Sunday, June 3, 2012
Moving the Laffer Curve (by Francesc Trillas)
Teaching taxation in the undergraduate course about Public Economics I explained to my students the Laffer Curve, which associates taxation rates with taxation revenues. According to this curve, there is an optimal level of taxation, beyond which increasing taxes is counterproductive because it decreases taxation revenues. The reason is the existence of behavioral reactions of individuals to raised taxation: working less, sending money to other jurisdictions, tax avoidance and tax evasion. The big empirical debate in many historical circumstances is to assess if we are on the right or on the wrong side of the Laffer Curve.

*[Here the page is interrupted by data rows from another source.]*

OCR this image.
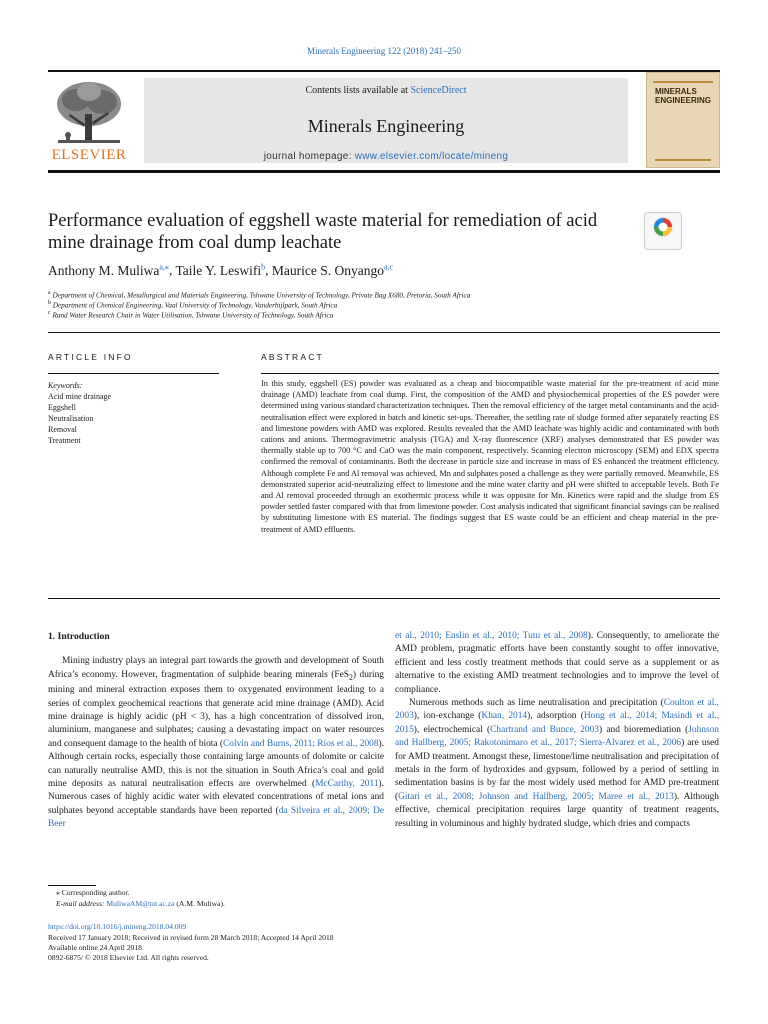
Minerals Engineering 122 (2018) 241–250
ELSEVIER
Contents lists available at ScienceDirect
Minerals Engineering
journal homepage: www.elsevier.com/locate/mineng
MINERALS
ENGINEERING
Performance evaluation of eggshell waste material for remediation of acid mine drainage from coal dump leachate
Anthony M. Muliwa$^{a,⁎}$, Taile Y. Leswifi$^b$, Maurice S. Onyango$^{a,c}$
$^a$ Department of Chemical, Metallurgical and Materials Engineering, Tshwane University of Technology, Private Bag X680, Pretoria, South Africa
$^b$ Department of Chemical Engineering, Vaal University of Technology, Vanderbijlpark, South Africa
$^c$ Rand Water Research Chair in Water Utilisation, Tshwane University of Technology, South Africa
ARTICLE INFO
Keywords:
Acid mine drainage
Eggshell
Neutralisation
Removal
Treatment
ABSTRACT
In this study, eggshell (ES) powder was evaluated as a cheap and biocompatible waste material for the pre-treatment of acid mine drainage (AMD) leachate from coal dump. First, the composition of the AMD and physiochemical properties of the ES powder were determined using various standard characterization techniques. Then the removal efficiency of the target metal contaminants and the acid-neutralisation effect were explored in batch and kinetic set-ups. Thereafter, the settling rate of sludge formed after separately reacting ES and limestone powders with AMD was explored. Results revealed that the AMD leachate was highly acidic and contaminated with both cations and anions. Thermogravimetric analysis (TGA) and X-ray fluorescence (XRF) analyses demonstrated that ES powder was thermally stable up to 700 °C and CaO was the main component, respectively. Scanning electron microscopy (SEM) and EDX spectra confirmed the removal of contaminants. Both the decrease in particle size and increase in mass of ES enhanced the treatment efficiency. Although complete Fe and Al removal was achieved, Mn and sulphates posed a challenge as they were partially removed. Meanwhile, ES demonstrated superior acid-neutralizing effect to limestone and the mine water clarity and pH were shifted to acceptable levels. Both Fe and Al removal proceeded through an exothermic process while it was opposite for Mn. Kinetics were rapid and the sludge from ES powder settled faster compared with that from limestone powder. Cost analysis indicated that significant financial savings can be realised by substituting limestone with ES material. The findings suggest that ES waste could be an efficient and cheap material in the pre-treatment of AMD effluents.
1. Introduction

Mining industry plays an integral part towards the growth and development of South Africa’s economy. However, fragmentation of sulphide bearing minerals (FeS$_2$) during mining and mineral extraction exposes them to oxygenated environment leading to a series of complex geochemical reactions that generate acid mine drainage (AMD). Acid mine drainage is highly acidic (pH < 3), has a high concentration of dissolved iron, aluminium, manganese and sulphates; causing a devastating impact on water resources and consequent damage to the health of biota (Colvin and Burns, 2011; Ríos et al., 2008). Although certain rocks, especially those containing large amounts of dolomite or calcite can naturally neutralise AMD, this is not the situation in South Africa’s coal and gold mine deposits as natural neutralisation effects are overwhelmed (McCarthy, 2011). Numerous cases of highly acidic water with elevated concentrations of metal ions and sulphates beyond acceptable standards have been reported (da Silveira et al., 2009; De Beer

et al., 2010; Enslin et al., 2010; Tutu et al., 2008). Consequently, to ameliorate the AMD problem, pragmatic efforts have been constantly sought to offer innovative, efficient and less costly treatment methods that could serve as a supplement or as alternative to the existing AMD treatment technologies and to improve the level of compliance.

Numerous methods such as lime neutralisation and precipitation (Coulton et al., 2003), ion-exchange (Khan, 2014), adsorption (Hong et al., 2014; Masindi et al., 2015), electrochemical (Chartrand and Bunce, 2003) and bioremediation (Johnson and Hallberg, 2005; Rakotonimaro et al., 2017; Sierra-Alvarez et al., 2006) are used for AMD treatment. Amongst these, limestone/lime neutralisation and precipitation of metals in the form of hydroxides and gypsum, followed by a period of settling in sedimentation basins is by far the most widely used method for AMD pre-treatment (Gitari et al., 2008; Johnson and Hallberg, 2005; Maree et al., 2013). Although effective, chemical precipitation requires large quantity of treatment reagents, resulting in voluminous and highly hydrated sludge, which dries and compacts

⁎ Corresponding author.
E-mail address: MuliwaAM@tut.ac.za (A.M. Muliwa).
https://doi.org/10.1016/j.mineng.2018.04.009
Received 17 January 2018; Received in revised form 28 March 2018; Accepted 14 April 2018
Available online 24 April 2018
0892-6875/ © 2018 Elsevier Ltd. All rights reserved.
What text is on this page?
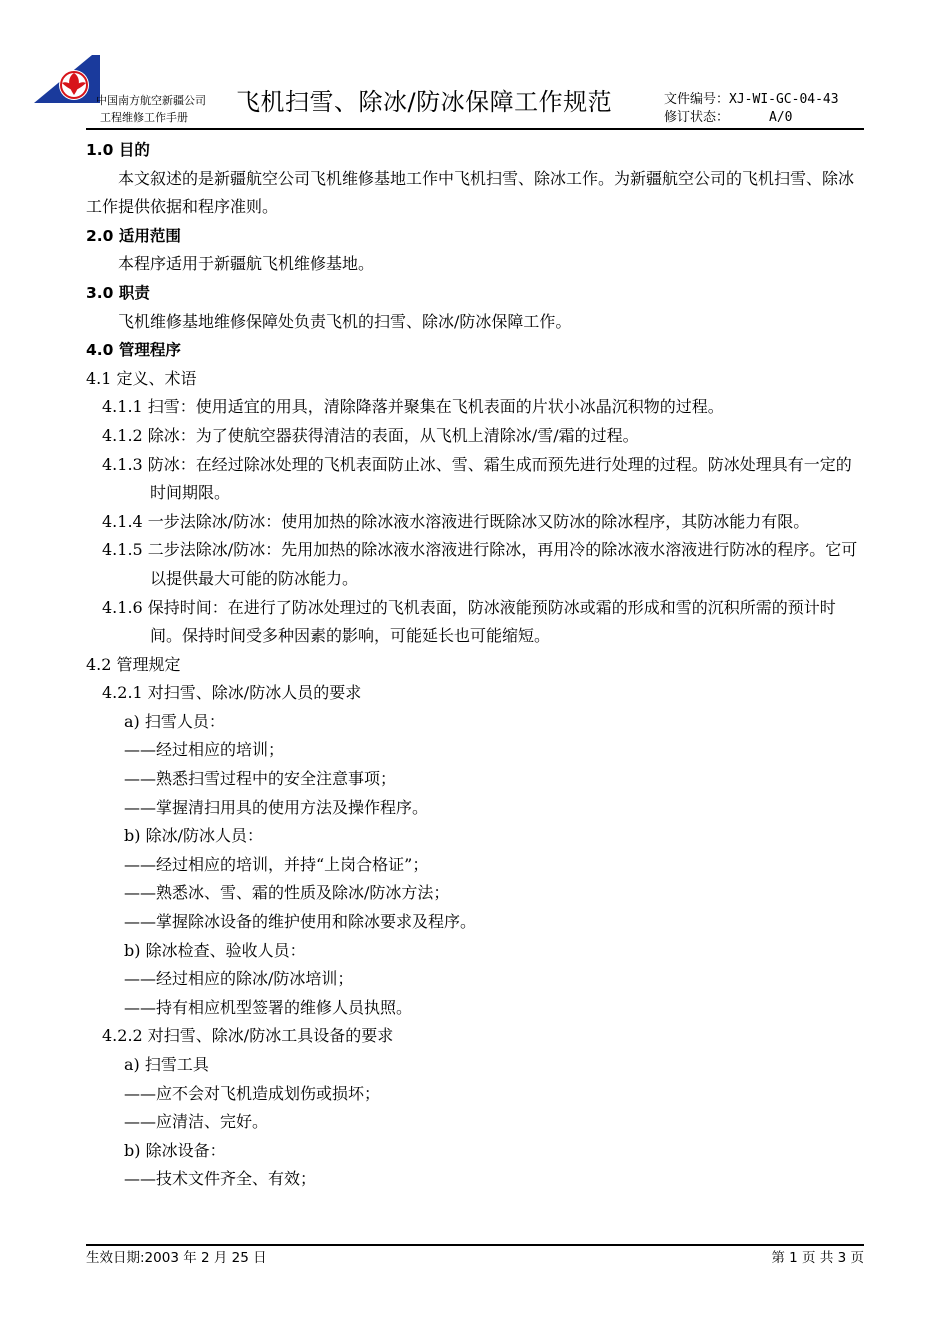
中国南方航空新疆公司
工程维修工作手册
飞机扫雪、除冰/防冰保障工作规范	文件编号：XJ-WI-GC-04-43
修订状态：	A/0

1.0 目的

本文叙述的是新疆航空公司飞机维修基地工作中飞机扫雪、除冰工作。为新疆航空公司的飞机扫雪、除冰工作提供依据和程序准则。

2.0 适用范围

本程序适用于新疆航飞机维修基地。

3.0 职责

飞机维修基地维修保障处负责飞机的扫雪、除冰/防冰保障工作。

4.0 管理程序

4.1 定义、术语

4.1.1 扫雪：使用适宜的用具，清除降落并聚集在飞机表面的片状小冰晶沉积物的过程。

4.1.2 除冰：为了使航空器获得清洁的表面，从飞机上清除冰/雪/霜的过程。

4.1.3 防冰：在经过除冰处理的飞机表面防止冰、雪、霜生成而预先进行处理的过程。防冰处理具有一定的时间期限。

4.1.4 一步法除冰/防冰：使用加热的除冰液水溶液进行既除冰又防冰的除冰程序，其防冰能力有限。

4.1.5 二步法除冰/防冰：先用加热的除冰液水溶液进行除冰，再用冷的除冰液水溶液进行防冰的程序。它可以提供最大可能的防冰能力。

4.1.6 保持时间：在进行了防冰处理过的飞机表面，防冰液能预防冰或霜的形成和雪的沉积所需的预计时间。保持时间受多种因素的影响，可能延长也可能缩短。

4.2 管理规定

4.2.1 对扫雪、除冰/防冰人员的要求

a) 扫雪人员：

——经过相应的培训；

——熟悉扫雪过程中的安全注意事项；

——掌握清扫用具的使用方法及操作程序。

b) 除冰/防冰人员：

——经过相应的培训，并持“上岗合格证”；

——熟悉冰、雪、霜的性质及除冰/防冰方法；

——掌握除冰设备的维护使用和除冰要求及程序。

b) 除冰检查、验收人员：

——经过相应的除冰/防冰培训；

——持有相应机型签署的维修人员执照。

4.2.2 对扫雪、除冰/防冰工具设备的要求

a) 扫雪工具

——应不会对飞机造成划伤或损坏；

——应清洁、完好。

b) 除冰设备：

——技术文件齐全、有效；

生效日期:2003 年 2 月 25 日	第 1 页 共 3 页
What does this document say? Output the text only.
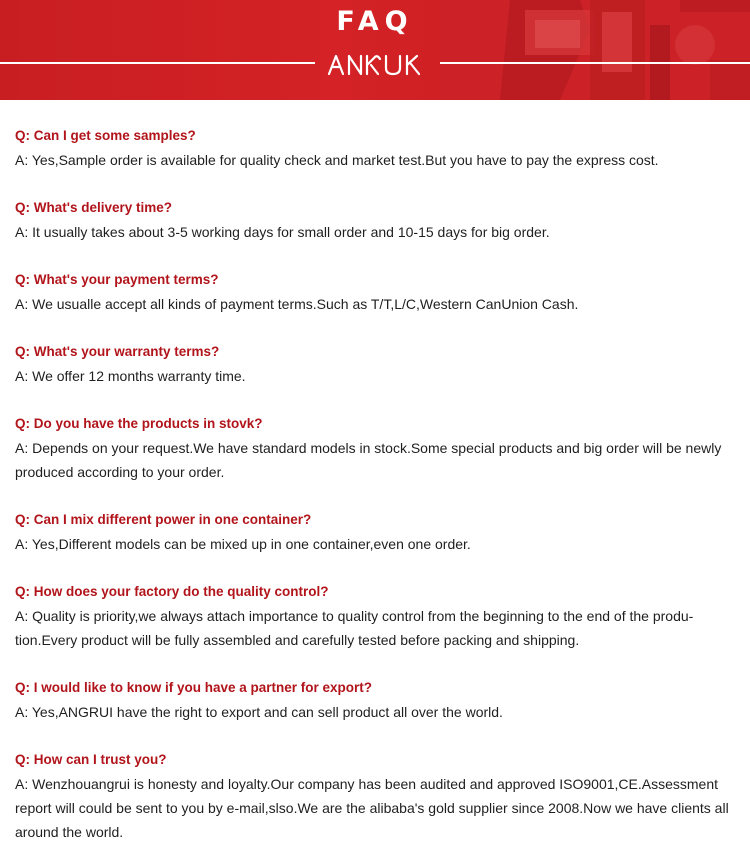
FAQ
Q: Can I get some samples?
A: Yes,Sample order is available for quality check and market test.But you have to pay the express cost.
Q: What's delivery time?
A: It usually takes about 3-5 working days for small order and 10-15 days for big order.
Q: What's your payment terms?
A: We usualle accept all kinds of payment terms.Such as T/T,L/C,Western CanUnion Cash.
Q: What's your warranty terms?
A: We offer 12 months warranty time.
Q: Do you have the products in stovk?
A: Depends on your request.We have standard models in stock.Some special products and big order will be newly produced according to your order.
Q: Can I mix different power in one container?
A: Yes,Different models can be mixed up in one container,even one order.
Q: How does your factory do the quality control?
A: Quality is priority,we always attach importance to quality control from the beginning to the end of the produ- tion.Every product will be fully assembled and carefully tested before packing and shipping.
Q: I would like to know if you have a partner for export?
A: Yes,ANGRUI have the right to export and can sell product all over the world.
Q: How can I trust you?
A: Wenzhouangrui is honesty and loyalty.Our company has been audited and approved ISO9001,CE.Assessment report will could be sent to you by e-mail,slso.We are the alibaba's gold supplier since 2008.Now we have clients all around the world.
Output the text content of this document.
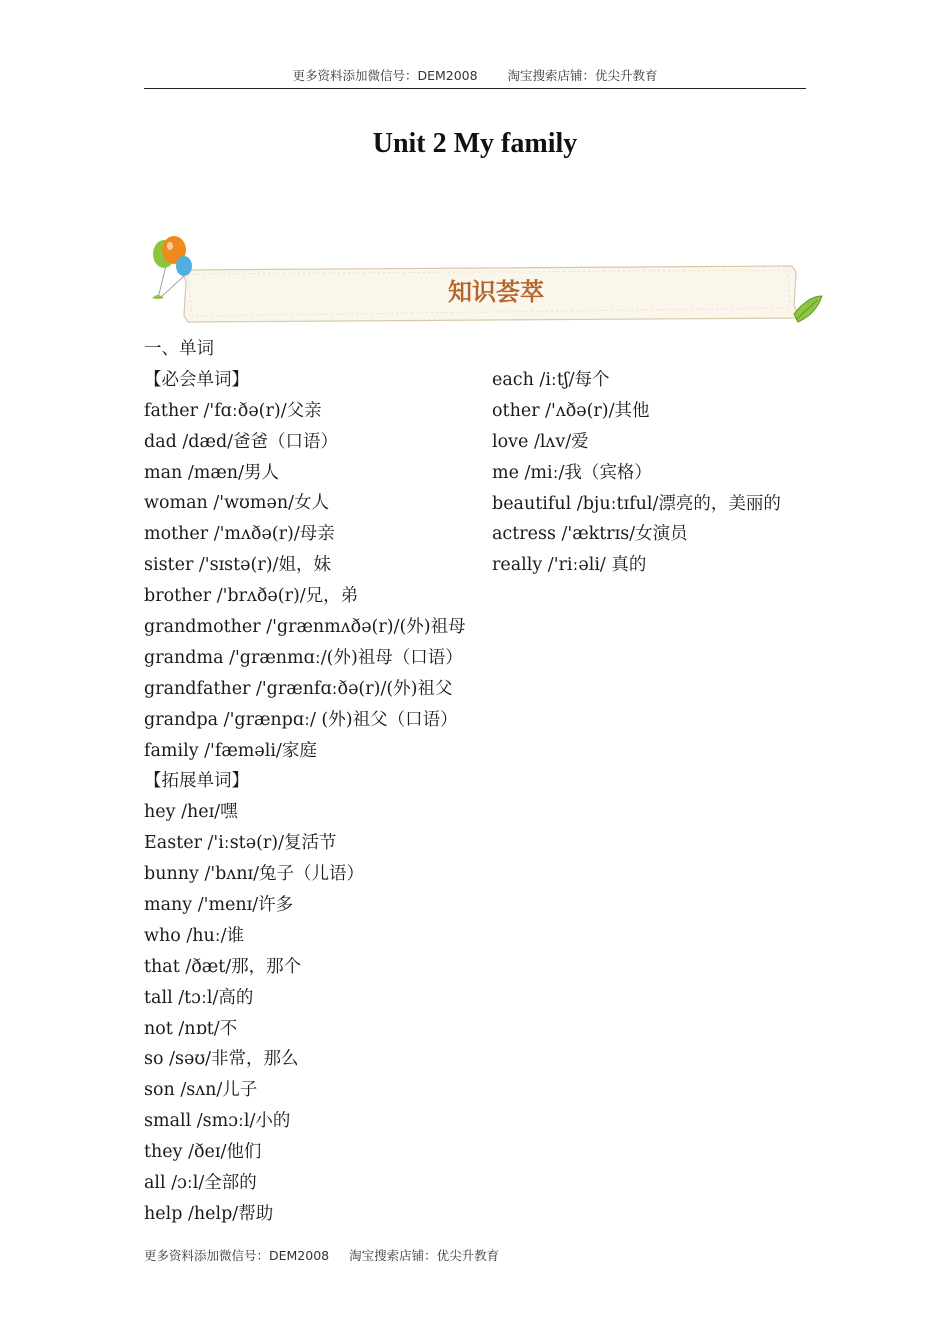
更多资料添加微信号：DEM2008 淘宝搜索店铺：优尖升教育
Unit 2 My family
知识荟萃
一、单词
【必会单词】
father /'fɑːðə(r)/父亲
dad /dæd/爸爸（口语）
man /mæn/男人
woman /'wʊmən/女人
mother /'mʌðə(r)/母亲
sister /'sɪstə(r)/姐，妹
brother /'brʌðə(r)/兄，弟
grandmother /'grænmʌðə(r)/(外)祖母
grandma /'grænmɑː/(外)祖母（口语）
grandfather /'grænfɑːðə(r)/(外)祖父
grandpa /'grænpɑː/ (外)祖父（口语）
family /'fæməli/家庭
【拓展单词】
hey /heɪ/嘿
Easter /'iːstə(r)/复活节
bunny /'bʌnɪ/兔子（儿语）
many /'menɪ/许多
who /huː/谁
that /ðæt/那，那个
tall /tɔːl/高的
not /nɒt/不
so /səʊ/非常，那么
son /sʌn/儿子
small /smɔːl/小的
they /ðeɪ/他们
all /ɔːl/全部的
help /help/帮助
each /iːtʃ/每个
other /'ʌðə(r)/其他
love /lʌv/爱
me /miː/我（宾格）
beautiful /bjuːtɪful/漂亮的，美丽的
actress /'æktrɪs/女演员
really /'riːəli/ 真的
更多资料添加微信号：DEM2008 淘宝搜索店铺：优尖升教育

For example, during the Reagan administration, conservative economists won the political debate by persuading the political arena that the US were on the wrong side of the Laffer Curve, i.e., taxes were too high. Recent work from Emmanuel Saez and his co-authors revisits the issue. Their insight is that regardless of what we think in terms of being on one side or the other of the optimal taxation level, the Laffer Curve is not something fallen from heaven, but a relationship that is endogenous and that can be modified by policy. For example, if one takes as given and fixed the level and opportunities for tax avoidance, the optimal level of taxation will probably be low, because high taxes will encourage easy avoidance. However, by eliminating loopholes and enlarging tax bases, policy may discourage the opportunities for avoidance, which makes high taxation possible and on the right side of the Laffer Curve. It seems to me that the idea is more general: many political debates take the context as given, while policy itself should sometimes be about changing the context.